Friday, May 25, 2007

Volunteer Spotlight: Merveilleuse Micheline

The National Weather Service has issued a gush alert, effective during the time this blog is being written. High winds of excessive admiration may cause considerable damage to the prose style of this post. Readers are advised to take shelter until the blogger's emotions come under control.

If you're in the mood for a little international experience but your passport has expired, drop by the circulation desk on Thursday afternoons. There you'll swear you've somehow stumbled into the lilt and color of the Champs Elysées, but really, you've just entered the aura of Micheline Lyons.

We at the library are smitten with Micheline. She's smart, chic, and insightful. She's incredibly well read. She leads the Women's International Club in the Community Room, a gathering of bright ladies discussing issues in fine French. When Micheline comes on Thursdays we gather around her like a flock of admiring daughters. We revel in her wit, her warmth, her casual elegance, her joyous energy.

Micheline is passionately involved in the turning fortunes of the world, and the quest for greater international understanding comes naturally to her. A Jewish Parisian whose family fled Hitler's forces during the second World War, Micheline came to the U.S. on the last non-military ship to cross the Atlantic and settled in New York City. She graduated from Mount Holyoke College in a year and a half, then returned to France after the end of the war.

Back in Europe, Micheline worked in Geneva for the World Health Organization of the United Nations as a public information officer, covering meetings, writing press releases and feature stories.

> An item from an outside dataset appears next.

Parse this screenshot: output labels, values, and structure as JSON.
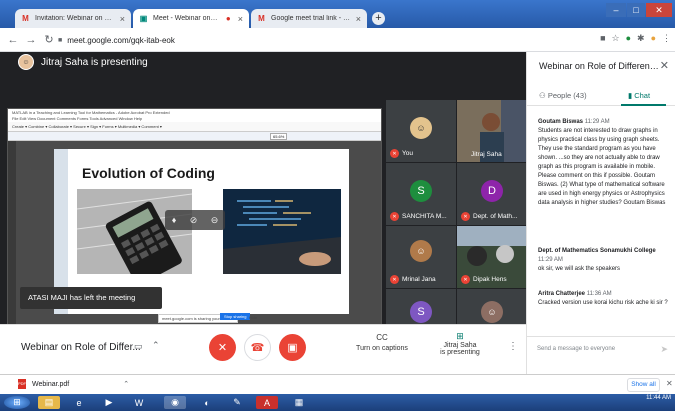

One night she attended a cabaret and noticed a handsome young actor ("He was in drag, and I noticed that he had the most beautiful legs!") named Gene Lyons. He wrote and performed witty satires on the local scene. Micheline and Gene married and had their three children in Geneva, continuing to work for the UN, until Gene was posted to the New York headquarters.

Eventually Gene decided to finish his doctorate, and the family headed to Hanover. Gene found a career at Dartmouth as professor, chair and dean, and Micheline co-founded the French program at Marion Cross School, and eventually taught at all levels, including French language, literature, and culture at Dartmouth. She was the executive director of the Rassias Foundation for Language and Culture. Through her work and Gene's, Micheline made friends of many of Dartmouth's famous visitors, and in her continuing search for greater understanding, she continues to read widely in world literature.

Micheline is yet another reason to treasure the connection to this community of readers. She's our one-woman City of Light.